From the MétroStar gala to Artis to nothing?

As soon as she joined the Télévision Quatre-Saisons team and long before TQS went on the air, Madeleine Careau became concerned about the public.

From the MétroStar gala to Artis to nothing?

As soon as she joined the Télévision Quatre-Saisons team and long before TQS went on the air, Madeleine Careau became concerned about the public.

How could we not plan a gala where the public itself would choose its favorite stars? A gala like the People's Choice Awards on American television, which has been rewarding stars of popular culture since 1975. Madeleine, who has nothing to her test as proven by her two decades at the head of the Orchester symphonique de Montréal, managed to convince me that we could broadcast a first gala in less than three months. This was done, but only thanks to the decisiveness of André Grou, publisher of the Journal de Montréal, and Gaétan Frigon, big boss of marketing at Métro-Richelieu and future ex-dragon. Within hours, these two men decided to sponsor the gala.

My son Christian had the happy idea of ​​baptizing the trophies and the gala MetroStar and on Sunday evening November 23, 1986, in front of the largest TQS audience to date, Martine Sinclair and André-Philippe Gagnon were proclaimed the winners of the public gala. . The following year, Gaétan Frigon, who had not digested being shown the door of TQS to me, moved sponsorship from Métro to Radio-Canada. In 1989, TVA abandoned its Artis gala, imagined in disaster in the fall of 1986 to overshadow the MétroStar, and the two galas merged. Radio-Canada remained a broadcaster, but the trophy created by Métro disappeared in favor of the TVA Artis statuette. In 2006, Metro withdrew its sponsorship, TVA became the broadcaster of the public gala, which took the name Artis.

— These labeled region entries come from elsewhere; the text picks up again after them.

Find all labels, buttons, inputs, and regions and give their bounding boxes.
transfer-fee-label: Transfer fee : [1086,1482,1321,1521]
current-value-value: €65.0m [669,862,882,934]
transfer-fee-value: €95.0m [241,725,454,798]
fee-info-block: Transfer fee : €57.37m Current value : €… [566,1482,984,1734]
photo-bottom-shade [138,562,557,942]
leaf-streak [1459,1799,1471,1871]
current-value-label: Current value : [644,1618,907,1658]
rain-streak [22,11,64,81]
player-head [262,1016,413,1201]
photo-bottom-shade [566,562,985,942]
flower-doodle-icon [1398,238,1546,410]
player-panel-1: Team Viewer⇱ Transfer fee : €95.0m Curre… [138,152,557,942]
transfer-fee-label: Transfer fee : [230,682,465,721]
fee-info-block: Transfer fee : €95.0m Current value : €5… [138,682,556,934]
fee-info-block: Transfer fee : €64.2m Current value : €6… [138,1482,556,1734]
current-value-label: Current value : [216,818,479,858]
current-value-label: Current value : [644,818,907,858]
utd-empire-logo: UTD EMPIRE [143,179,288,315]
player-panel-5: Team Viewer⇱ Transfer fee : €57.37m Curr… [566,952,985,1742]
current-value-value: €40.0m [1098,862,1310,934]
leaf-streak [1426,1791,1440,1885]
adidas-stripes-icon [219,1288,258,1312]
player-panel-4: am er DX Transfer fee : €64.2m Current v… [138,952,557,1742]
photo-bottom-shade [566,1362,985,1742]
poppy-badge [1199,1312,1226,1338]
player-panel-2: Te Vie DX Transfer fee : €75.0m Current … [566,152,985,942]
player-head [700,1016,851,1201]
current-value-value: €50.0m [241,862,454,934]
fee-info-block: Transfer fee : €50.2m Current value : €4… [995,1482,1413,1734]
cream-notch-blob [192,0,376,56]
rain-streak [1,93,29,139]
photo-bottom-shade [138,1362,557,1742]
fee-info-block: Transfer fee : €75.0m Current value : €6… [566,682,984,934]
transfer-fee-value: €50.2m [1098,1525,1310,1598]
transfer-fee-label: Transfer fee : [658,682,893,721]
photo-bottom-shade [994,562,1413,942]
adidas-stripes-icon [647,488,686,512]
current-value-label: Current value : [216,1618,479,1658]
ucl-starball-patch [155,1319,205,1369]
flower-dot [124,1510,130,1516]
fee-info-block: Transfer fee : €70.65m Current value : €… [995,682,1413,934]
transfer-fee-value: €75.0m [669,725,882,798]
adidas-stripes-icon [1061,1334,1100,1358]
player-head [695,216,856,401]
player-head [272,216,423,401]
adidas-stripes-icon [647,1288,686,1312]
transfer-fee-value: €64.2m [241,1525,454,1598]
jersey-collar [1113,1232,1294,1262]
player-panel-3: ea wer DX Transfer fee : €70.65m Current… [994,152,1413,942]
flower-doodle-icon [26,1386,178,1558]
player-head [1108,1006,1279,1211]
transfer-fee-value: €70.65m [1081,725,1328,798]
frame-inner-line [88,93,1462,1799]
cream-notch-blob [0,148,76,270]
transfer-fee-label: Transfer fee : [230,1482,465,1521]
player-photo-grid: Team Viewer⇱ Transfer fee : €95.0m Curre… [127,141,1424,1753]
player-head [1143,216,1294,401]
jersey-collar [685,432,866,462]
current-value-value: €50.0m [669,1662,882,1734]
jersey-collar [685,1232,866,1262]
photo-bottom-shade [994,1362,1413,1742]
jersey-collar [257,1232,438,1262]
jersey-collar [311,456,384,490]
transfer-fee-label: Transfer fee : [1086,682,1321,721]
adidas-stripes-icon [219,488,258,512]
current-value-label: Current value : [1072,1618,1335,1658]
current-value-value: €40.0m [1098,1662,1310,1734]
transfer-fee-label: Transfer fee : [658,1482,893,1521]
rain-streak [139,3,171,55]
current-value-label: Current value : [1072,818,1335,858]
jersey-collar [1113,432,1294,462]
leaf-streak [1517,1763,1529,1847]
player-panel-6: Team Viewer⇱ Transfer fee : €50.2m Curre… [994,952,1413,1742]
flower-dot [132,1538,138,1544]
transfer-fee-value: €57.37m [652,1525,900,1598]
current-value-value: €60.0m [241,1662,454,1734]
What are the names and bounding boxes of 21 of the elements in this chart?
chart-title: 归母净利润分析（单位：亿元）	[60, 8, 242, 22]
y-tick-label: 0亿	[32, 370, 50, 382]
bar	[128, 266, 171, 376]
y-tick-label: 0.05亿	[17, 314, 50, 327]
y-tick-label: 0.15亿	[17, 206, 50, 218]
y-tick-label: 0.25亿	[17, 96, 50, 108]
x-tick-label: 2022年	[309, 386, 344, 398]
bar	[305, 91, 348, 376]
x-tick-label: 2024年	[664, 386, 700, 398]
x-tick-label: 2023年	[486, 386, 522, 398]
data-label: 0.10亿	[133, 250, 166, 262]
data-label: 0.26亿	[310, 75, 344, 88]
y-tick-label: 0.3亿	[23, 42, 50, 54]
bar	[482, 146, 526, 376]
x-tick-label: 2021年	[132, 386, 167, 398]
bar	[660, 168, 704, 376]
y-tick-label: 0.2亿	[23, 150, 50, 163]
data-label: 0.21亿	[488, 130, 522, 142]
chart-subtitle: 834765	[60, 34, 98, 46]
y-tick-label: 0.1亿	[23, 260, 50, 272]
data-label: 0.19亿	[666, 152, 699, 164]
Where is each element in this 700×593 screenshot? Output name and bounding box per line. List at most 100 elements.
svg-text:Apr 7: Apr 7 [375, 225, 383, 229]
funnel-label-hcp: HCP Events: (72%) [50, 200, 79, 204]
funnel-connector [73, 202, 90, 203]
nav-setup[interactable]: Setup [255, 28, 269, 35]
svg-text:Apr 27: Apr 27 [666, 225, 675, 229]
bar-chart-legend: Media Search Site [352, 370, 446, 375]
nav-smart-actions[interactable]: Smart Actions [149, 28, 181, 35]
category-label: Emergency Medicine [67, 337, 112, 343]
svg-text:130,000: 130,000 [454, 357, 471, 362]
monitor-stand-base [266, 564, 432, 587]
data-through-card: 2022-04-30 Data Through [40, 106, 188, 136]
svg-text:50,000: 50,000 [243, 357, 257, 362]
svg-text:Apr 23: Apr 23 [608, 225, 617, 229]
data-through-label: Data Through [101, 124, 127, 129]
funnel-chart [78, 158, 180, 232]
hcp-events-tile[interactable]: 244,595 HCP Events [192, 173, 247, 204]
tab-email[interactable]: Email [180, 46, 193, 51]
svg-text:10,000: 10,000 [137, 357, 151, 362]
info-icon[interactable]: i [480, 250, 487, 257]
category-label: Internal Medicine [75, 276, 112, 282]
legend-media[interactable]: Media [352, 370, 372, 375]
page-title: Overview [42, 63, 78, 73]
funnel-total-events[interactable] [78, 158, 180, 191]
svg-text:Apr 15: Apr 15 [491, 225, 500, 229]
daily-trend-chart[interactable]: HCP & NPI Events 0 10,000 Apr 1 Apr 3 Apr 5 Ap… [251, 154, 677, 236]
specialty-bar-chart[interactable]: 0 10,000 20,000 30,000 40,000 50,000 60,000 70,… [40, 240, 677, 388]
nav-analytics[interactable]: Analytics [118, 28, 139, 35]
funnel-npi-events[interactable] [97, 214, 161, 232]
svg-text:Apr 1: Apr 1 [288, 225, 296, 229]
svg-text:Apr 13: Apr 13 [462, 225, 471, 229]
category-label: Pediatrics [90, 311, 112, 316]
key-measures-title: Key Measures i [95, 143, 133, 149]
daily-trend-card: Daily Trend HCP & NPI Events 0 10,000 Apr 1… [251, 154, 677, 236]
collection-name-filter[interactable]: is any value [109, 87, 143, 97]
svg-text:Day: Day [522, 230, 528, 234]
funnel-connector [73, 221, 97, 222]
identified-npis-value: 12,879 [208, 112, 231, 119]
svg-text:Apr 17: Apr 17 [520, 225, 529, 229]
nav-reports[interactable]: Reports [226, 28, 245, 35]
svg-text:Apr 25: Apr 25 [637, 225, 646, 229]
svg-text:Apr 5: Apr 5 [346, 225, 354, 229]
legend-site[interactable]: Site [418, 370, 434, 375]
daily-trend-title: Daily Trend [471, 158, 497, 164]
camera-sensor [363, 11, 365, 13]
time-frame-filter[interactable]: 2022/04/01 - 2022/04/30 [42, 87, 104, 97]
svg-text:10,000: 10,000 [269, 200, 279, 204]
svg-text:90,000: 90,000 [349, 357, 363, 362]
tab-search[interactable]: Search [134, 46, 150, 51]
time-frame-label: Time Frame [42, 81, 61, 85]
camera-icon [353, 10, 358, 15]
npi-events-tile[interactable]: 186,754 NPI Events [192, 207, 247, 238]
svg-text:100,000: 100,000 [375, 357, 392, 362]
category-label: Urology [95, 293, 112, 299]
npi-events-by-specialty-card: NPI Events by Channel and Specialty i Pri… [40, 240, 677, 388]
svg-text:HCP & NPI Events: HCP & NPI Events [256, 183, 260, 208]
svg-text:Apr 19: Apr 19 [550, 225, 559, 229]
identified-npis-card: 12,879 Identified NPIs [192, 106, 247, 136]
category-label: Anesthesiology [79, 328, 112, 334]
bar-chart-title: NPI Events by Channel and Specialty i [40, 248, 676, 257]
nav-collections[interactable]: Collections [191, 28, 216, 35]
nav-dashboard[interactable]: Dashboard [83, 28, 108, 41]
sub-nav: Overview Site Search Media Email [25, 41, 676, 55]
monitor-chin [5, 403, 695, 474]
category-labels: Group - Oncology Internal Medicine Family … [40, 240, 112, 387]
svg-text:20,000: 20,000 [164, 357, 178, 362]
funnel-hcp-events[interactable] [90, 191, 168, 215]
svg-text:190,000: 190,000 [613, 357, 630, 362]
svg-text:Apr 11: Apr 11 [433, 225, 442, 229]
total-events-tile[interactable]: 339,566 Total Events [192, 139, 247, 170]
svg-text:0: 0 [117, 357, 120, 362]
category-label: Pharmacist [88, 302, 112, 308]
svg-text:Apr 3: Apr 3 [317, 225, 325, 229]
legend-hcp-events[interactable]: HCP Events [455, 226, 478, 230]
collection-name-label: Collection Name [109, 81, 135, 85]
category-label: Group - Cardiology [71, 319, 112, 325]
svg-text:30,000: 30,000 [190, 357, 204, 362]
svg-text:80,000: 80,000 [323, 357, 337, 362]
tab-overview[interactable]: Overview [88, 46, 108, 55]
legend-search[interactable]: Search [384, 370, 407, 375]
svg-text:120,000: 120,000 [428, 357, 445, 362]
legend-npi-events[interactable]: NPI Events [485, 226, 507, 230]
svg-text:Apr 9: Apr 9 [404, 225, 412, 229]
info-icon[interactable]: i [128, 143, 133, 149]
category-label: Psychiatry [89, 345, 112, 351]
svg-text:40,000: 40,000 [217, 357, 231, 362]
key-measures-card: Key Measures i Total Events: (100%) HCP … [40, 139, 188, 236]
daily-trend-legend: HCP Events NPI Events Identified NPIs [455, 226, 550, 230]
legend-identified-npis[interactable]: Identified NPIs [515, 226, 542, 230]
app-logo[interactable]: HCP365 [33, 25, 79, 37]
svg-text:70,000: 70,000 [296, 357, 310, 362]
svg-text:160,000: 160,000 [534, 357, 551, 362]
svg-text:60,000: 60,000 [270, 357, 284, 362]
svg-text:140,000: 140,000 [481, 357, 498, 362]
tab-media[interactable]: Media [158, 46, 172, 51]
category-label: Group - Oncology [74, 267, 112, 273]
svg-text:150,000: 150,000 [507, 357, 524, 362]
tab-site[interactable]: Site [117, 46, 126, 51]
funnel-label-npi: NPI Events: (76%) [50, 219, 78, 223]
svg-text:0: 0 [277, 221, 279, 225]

THE ELDER OF TELEVISED GALAS

It is therefore the oldest of our televised galas that TVA has just disconnected, that of Gemini having been created the following year. While it is true that viewer interest in the galas has declined, the fact remains that with its 1,176,000 viewers, the Artis gala was, in 2021, the most watched of all. I am not one of those who believe in the imminent death of galas, even if a gala as ugly as the last one at Québec Cinéma deals them a hard blow.

Our televised galas suffered greatly from the merciless war between TVA and Radio-Canada. Even in the United States, where competition is fierce, the networks have always observed a certain truce during the various galas of cinema, television or that of the public. The next People's Choice Awards will take place on November 13 at the Microsoft Theater in Los Angeles. It is set to air on E! Online and CBS.

NOTHING IS FOREVER

In our country, internal struggles within associations and rivalry between networks have undermined the credibility of juries and polls. The petty fate reserved for certain animators has left a bitter taste and discouraged the best. The length of the galas, their lack of diversity, the tenor of the polls too often bringing back the same winners have surely contributed to the weariness of the public, but those most responsible for their momentary disinterest are the ersatz galas presented during the pandemic, not to mention the constraints imposed by the extreme political correctness that has taken hold in America at the same time as COVID.

But none of this is forever. If I were TVA, I would carefully store the Artis mold in the mothballs. We may have to release many new trophies in the more or less near future.